We evaluated 966 consecutive pediatric patients with various developmental disorders by high-resolution microarray-based comparative genomic hybridization and found 10 individuals with pathogenic copy number variants (CNVs) on the short arm of chromosome 8 (8p), representing approximately 1% of the patients analyzed. Two patients with 8p terminal deletion associated with interstitial inverted duplication (inv dup del(8p)) had different mechanisms leading to the formation of a dicentric intermediate during meiosis. Three probands carried an identical ∼5.0 Mb interstitial duplication of chromosome 8p23.1. Four possible hotspots within 8p were observed at nucleotide coordinates of ∼10.45, 24.32-24.82, 32.19-32.77, and 38.94-39.72 Mb involving the formation of recurrent genomic rearrangements. Other CNVs with deletion- or duplication-specific start or stop coordinates on the 8p provide useful information for exploring the basic mechanisms of complex structural rearrangements in the human genome.

Figure 1

Locations of genomic abnormalities identified on chromosome 8p in this study. Numbers 1–10 represent the two patients with genomic abnormalities on chromosome 8p.

Figure 2

Distribution of benign copy number variants (CNVs) across 8p. Each dot represents a single benign CNV.

Figure 3

(a) Mechanism 1 in which the chromosome carrying the paracentric inversion between REPD and REPP pairs with its homologue by forming an inversion loop. Crossing-over and recombination within the loop create an unstable dicentric chromosome and an acentric fragment.
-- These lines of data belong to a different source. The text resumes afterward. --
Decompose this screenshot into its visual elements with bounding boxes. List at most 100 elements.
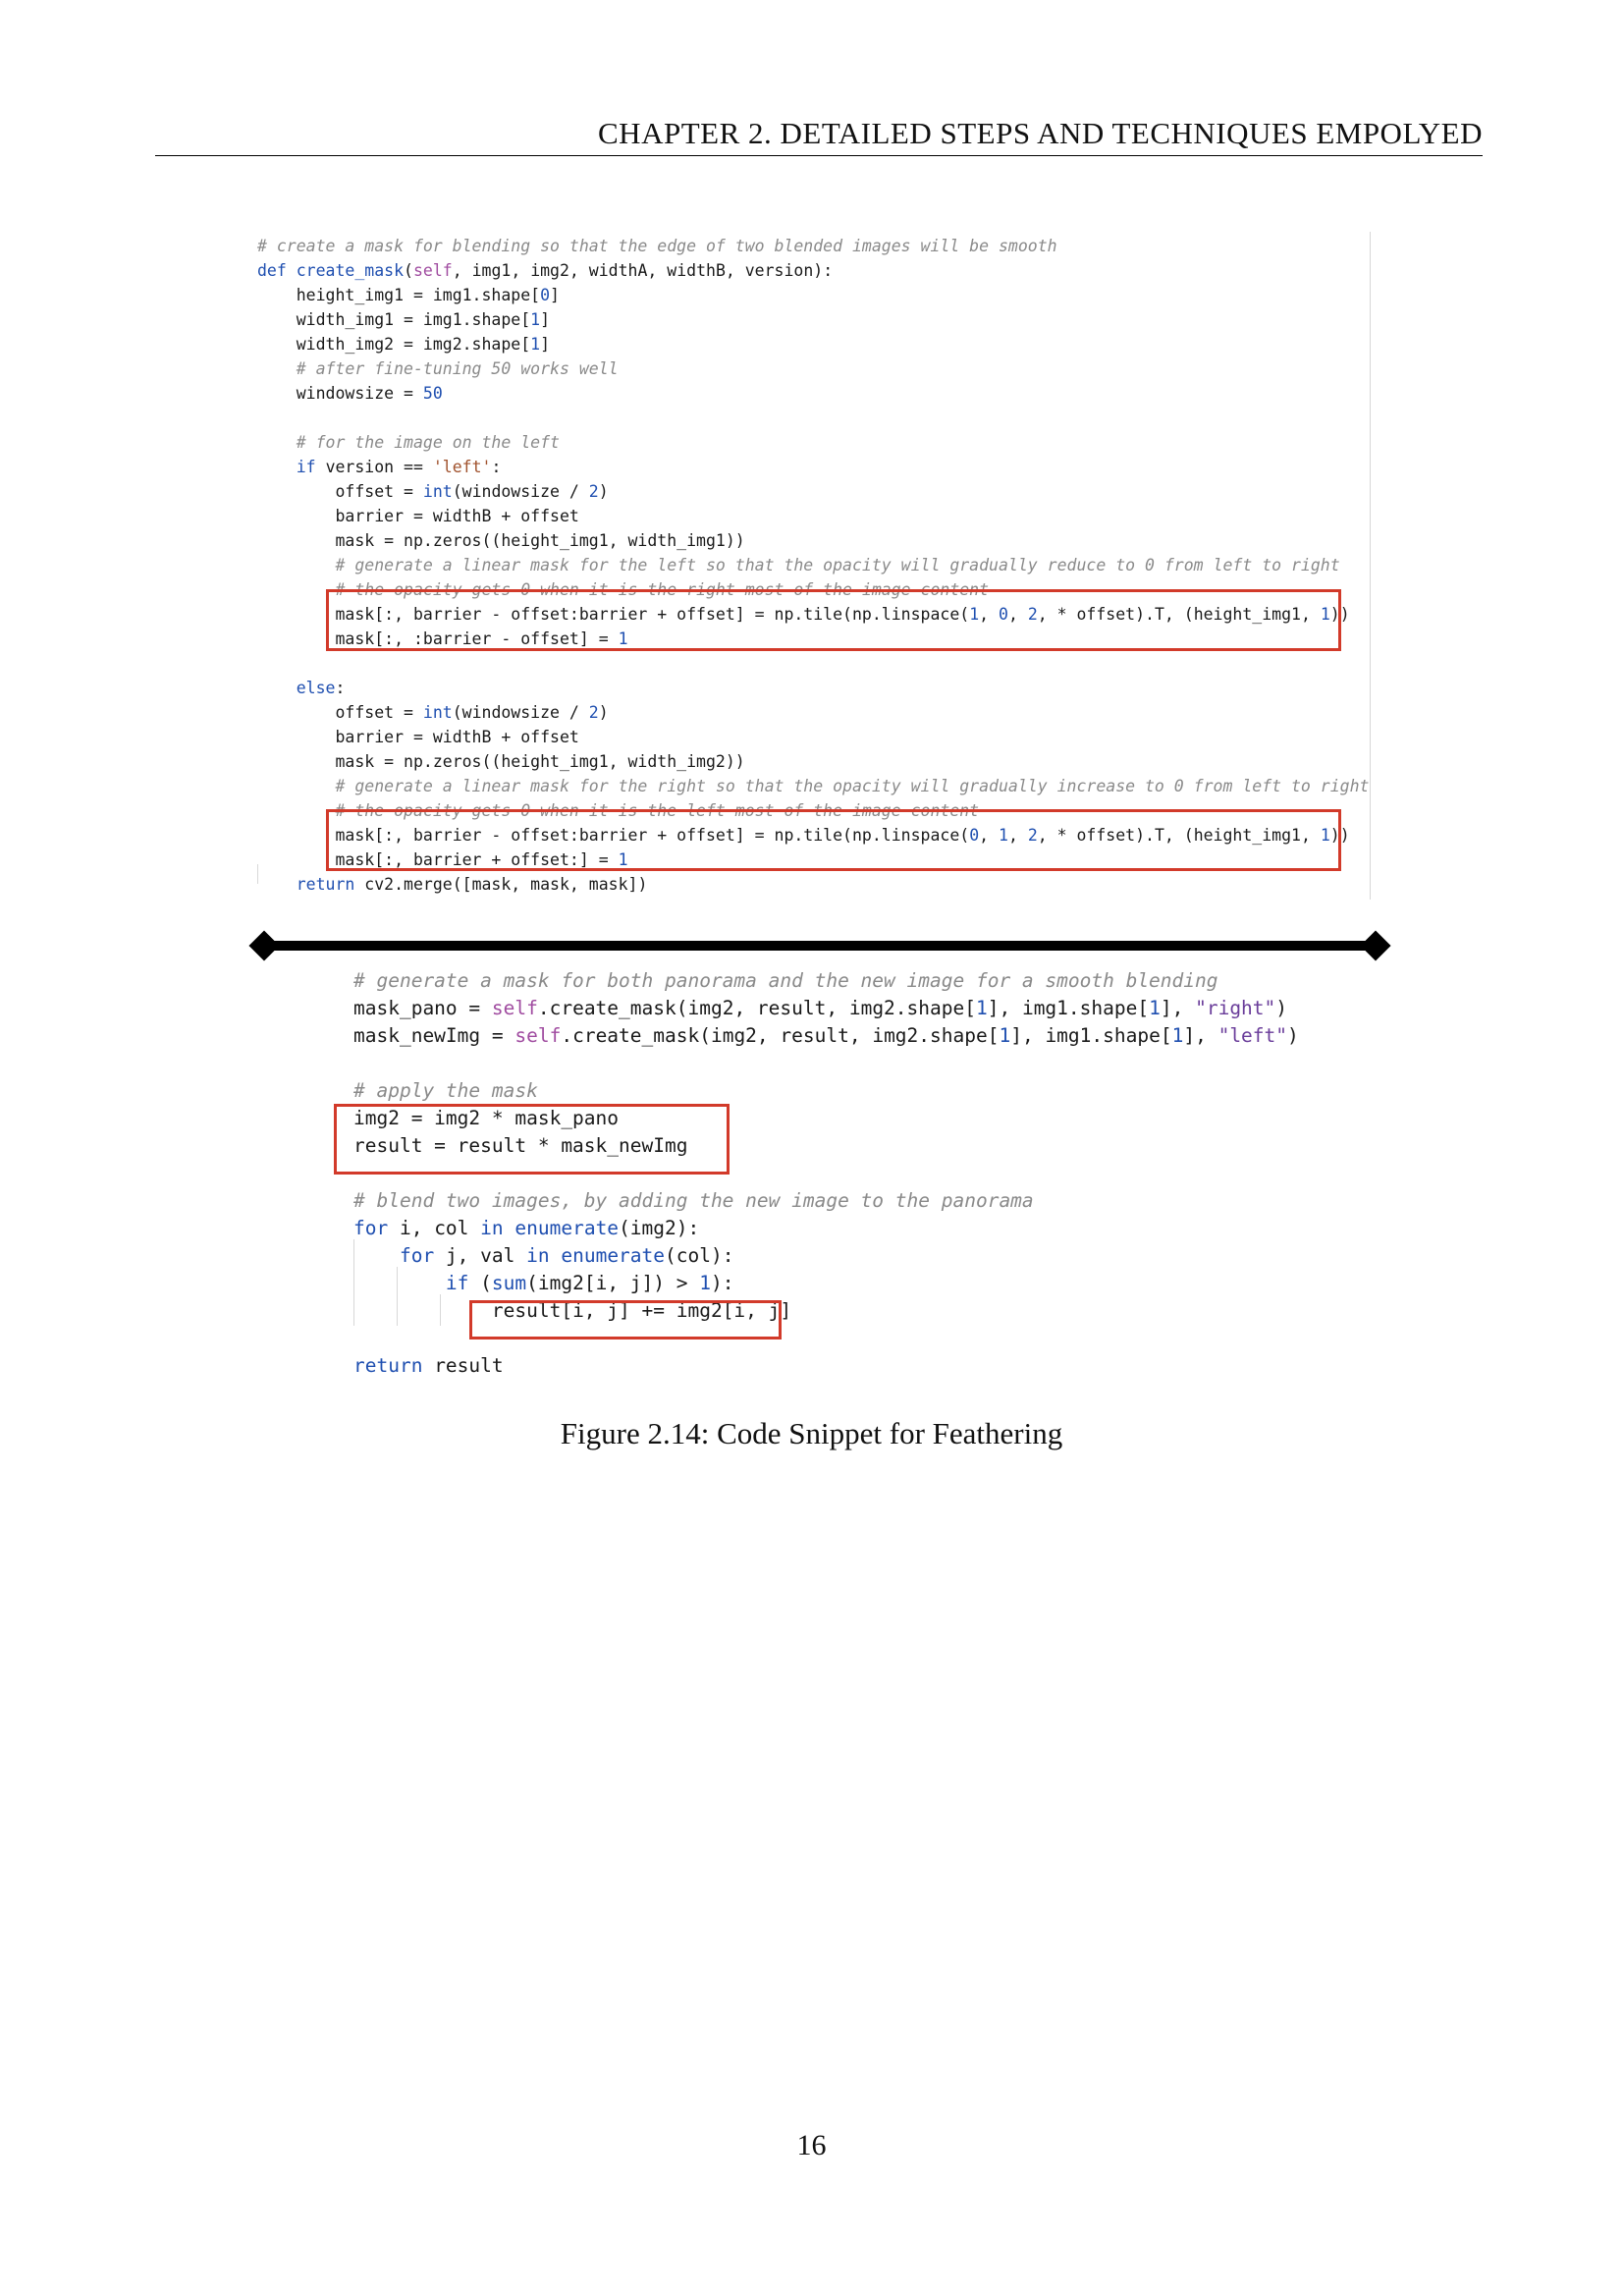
code-line: # generate a linear mask for the left so… [257, 553, 1340, 577]
code-token: # generate a linear mask for the right s… [335, 777, 1370, 795]
code-token: 50 [422, 384, 443, 403]
code-token: self [491, 997, 538, 1019]
code-line: mask_newImg = self.create_mask(img2, res… [353, 1022, 1299, 1050]
code-token: # for the image on the left [296, 433, 560, 452]
code-line: offset = int(windowsize / 2) [257, 700, 609, 725]
code-token: : [491, 458, 502, 476]
highlight-box-add-image [469, 1300, 782, 1339]
code-token: (windowsize / [452, 482, 589, 501]
code-token: mask_newImg = [353, 1024, 515, 1047]
code-token: 2 [588, 482, 599, 501]
code-line: else: [257, 676, 346, 700]
code-line: for i, col in enumerate(img2): [353, 1215, 699, 1242]
code-token: .create_mask(img2, result, img2.shape[ [561, 1024, 1000, 1047]
code-line: # apply the mask [353, 1077, 538, 1105]
code-line: if (sum(img2[i, j]) > 1): [353, 1270, 734, 1297]
code-token: width_img2 = img2.shape[ [296, 335, 531, 354]
indent-guide-3 [440, 1294, 441, 1326]
code-token: 1 [699, 1272, 711, 1294]
code-token: ], img1.shape[ [1010, 1024, 1172, 1047]
code-token: offset = [335, 482, 423, 501]
code-line: # for the image on the left [257, 430, 560, 455]
code-token: create_mask [296, 261, 405, 280]
code-token: ] [540, 335, 551, 354]
code-line: for j, val in enumerate(col): [353, 1242, 734, 1270]
code-token: ], [1183, 1024, 1218, 1047]
code-line: windowsize = 50 [257, 381, 443, 406]
code-token: self [412, 261, 453, 280]
code-token: ( [480, 1272, 492, 1294]
code-token: 1 [999, 1024, 1011, 1047]
code-panel-edge [1370, 232, 1371, 900]
code-token: enumerate [514, 1217, 620, 1239]
code-token: # generate a linear mask for the left so… [335, 556, 1340, 574]
code-token: ( [404, 261, 413, 280]
code-line: return result [353, 1352, 504, 1380]
code-token: in [480, 1217, 515, 1239]
code-token: (img2[i, j]) > [526, 1272, 700, 1294]
code-line: barrier = widthB + offset [257, 725, 579, 749]
indent-guide-2 [397, 1267, 398, 1326]
highlight-box-left-mask [326, 589, 1341, 651]
code-token: .create_mask(img2, result, img2.shape[ [537, 997, 976, 1019]
code-token: (col): [665, 1244, 734, 1267]
code-token: for [353, 1217, 400, 1239]
code-line: mask = np.zeros((height_img1, width_img2… [257, 749, 744, 774]
code-token: width_img1 = img1.shape[ [296, 310, 531, 329]
code-token: enumerate [561, 1244, 666, 1267]
code-line: # generate a mask for both panorama and … [353, 967, 1218, 995]
code-token: 1 [530, 310, 541, 329]
code-token: in [526, 1244, 562, 1267]
code-token: 1 [975, 997, 988, 1019]
code-line: def create_mask(self, img1, img2, widthA… [257, 258, 833, 283]
code-token: 0 [540, 286, 551, 304]
code-token: barrier = widthB + offset [335, 507, 579, 525]
code-token: windowsize = [296, 384, 423, 403]
code-token: ] [540, 310, 551, 329]
chapter-title: CHAPTER 2. DETAILED STEPS AND TECHNIQUES… [598, 116, 1483, 150]
divider-diamond-right [1360, 930, 1391, 961]
code-token: for [399, 1244, 446, 1267]
code-token: i, col [399, 1217, 481, 1239]
code-line: # after fine-tuning 50 works well [257, 356, 619, 381]
code-token: # after fine-tuning 50 works well [296, 359, 619, 378]
code-token: ) [1287, 1024, 1299, 1047]
code-token: 2 [588, 703, 599, 722]
code-token: j, val [445, 1244, 527, 1267]
code-line: if version == 'left': [257, 455, 502, 479]
code-token: # generate a mask for both panorama and … [353, 969, 1218, 992]
indent-guide-1 [353, 1239, 354, 1326]
code-line: barrier = widthB + offset [257, 504, 579, 528]
code-token: int [422, 482, 453, 501]
code-line: width_img1 = img1.shape[1] [257, 307, 550, 332]
code-token: # create a mask for blending so that the… [257, 237, 1057, 255]
code-token: offset = [335, 703, 423, 722]
code-line: mask_pano = self.create_mask(img2, resul… [353, 995, 1287, 1022]
code-token: ) [598, 703, 609, 722]
code-token: , widthB, version): [647, 261, 834, 280]
code-token: ], [1160, 997, 1196, 1019]
code-token: if [445, 1272, 481, 1294]
code-token: , img1, img2, [452, 261, 589, 280]
code-line: height_img1 = img1.shape[0] [257, 283, 560, 307]
code-token: ] [550, 286, 560, 304]
code-token: return [353, 1354, 435, 1377]
code-token: ) [1275, 997, 1288, 1019]
code-token: widthA [588, 261, 648, 280]
code-token: barrier = widthB + offset [335, 728, 579, 746]
code-token: "left" [1217, 1024, 1288, 1047]
divider-diamond-left [248, 930, 280, 961]
code-token: (windowsize / [452, 703, 589, 722]
code-token: int [422, 703, 453, 722]
code-token: 1 [1171, 1024, 1184, 1047]
code-token: ], img1.shape[ [987, 997, 1150, 1019]
code-token: 1 [1149, 997, 1161, 1019]
code-token: version == [325, 458, 433, 476]
code-token: : [335, 679, 346, 697]
code-line: mask = np.zeros((height_img1, width_img1… [257, 528, 744, 553]
highlight-box-apply-mask [334, 1104, 730, 1175]
code-token: mask_pano = [353, 997, 492, 1019]
code-token: 1 [530, 335, 541, 354]
code-token: if [296, 458, 326, 476]
code-token: def [257, 261, 297, 280]
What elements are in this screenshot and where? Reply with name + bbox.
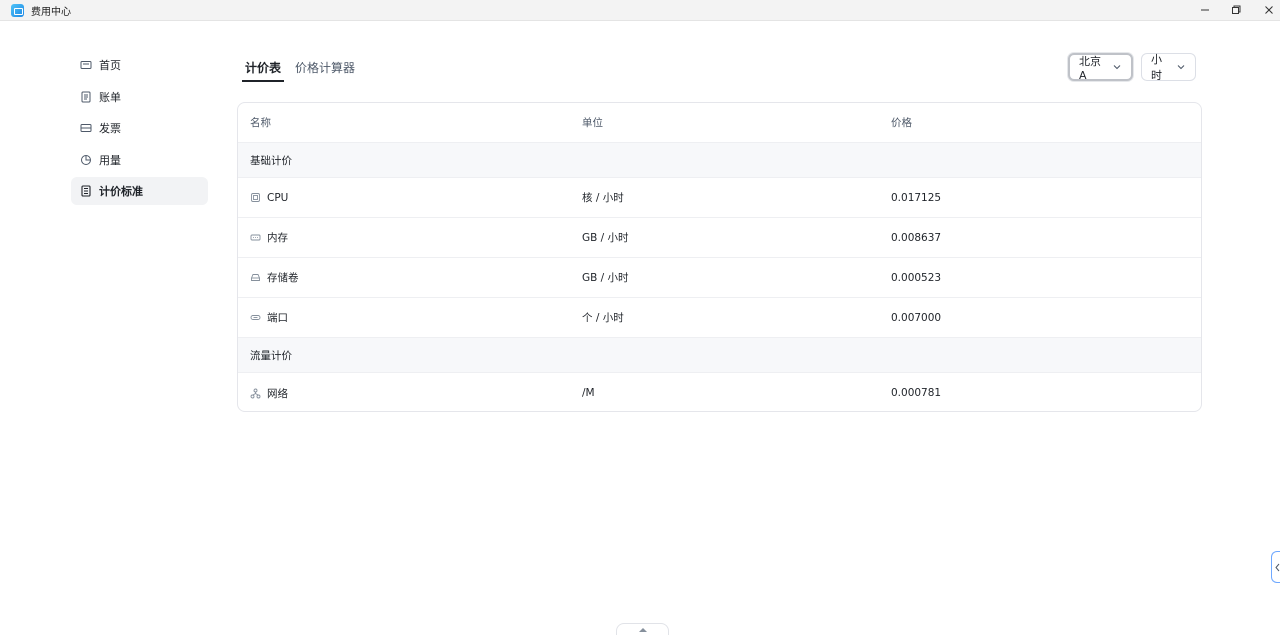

The dicentric chromosome breaks outside the inverted region lead to the formation of a monocentric chromosome with a terminal deletion and an inverted duplication with a single copy region between the duplication. (b) Mechanism 2 in which the inverted LCRs within REPD or REPP in the same short arm of chromosome 8. Pairing and recombination between the inverted repeats on sister chromatids results in the formation of a dicentric chromosome and an acentric fragment. Breakage of the dicentric outside the inverted repeats leads to a monocentric chromosome with a terminal deletion and an inverted duplication with a single copy region between the duplication, which will be flanked by the inverted repeats. (c) Mechanism 3, which involves an initial premeiotic double-strand break of the two sister chromatids. Fusion of the broken ends results in a symmetric U-type reunion between the sister chromatids leading to the formation of a dicentric chromosome. Breakage distal to the fusion site outside the fusion region results in a monocentric chromosome with a terminal deletion and an inverted duplication without a single copy region between the duplication.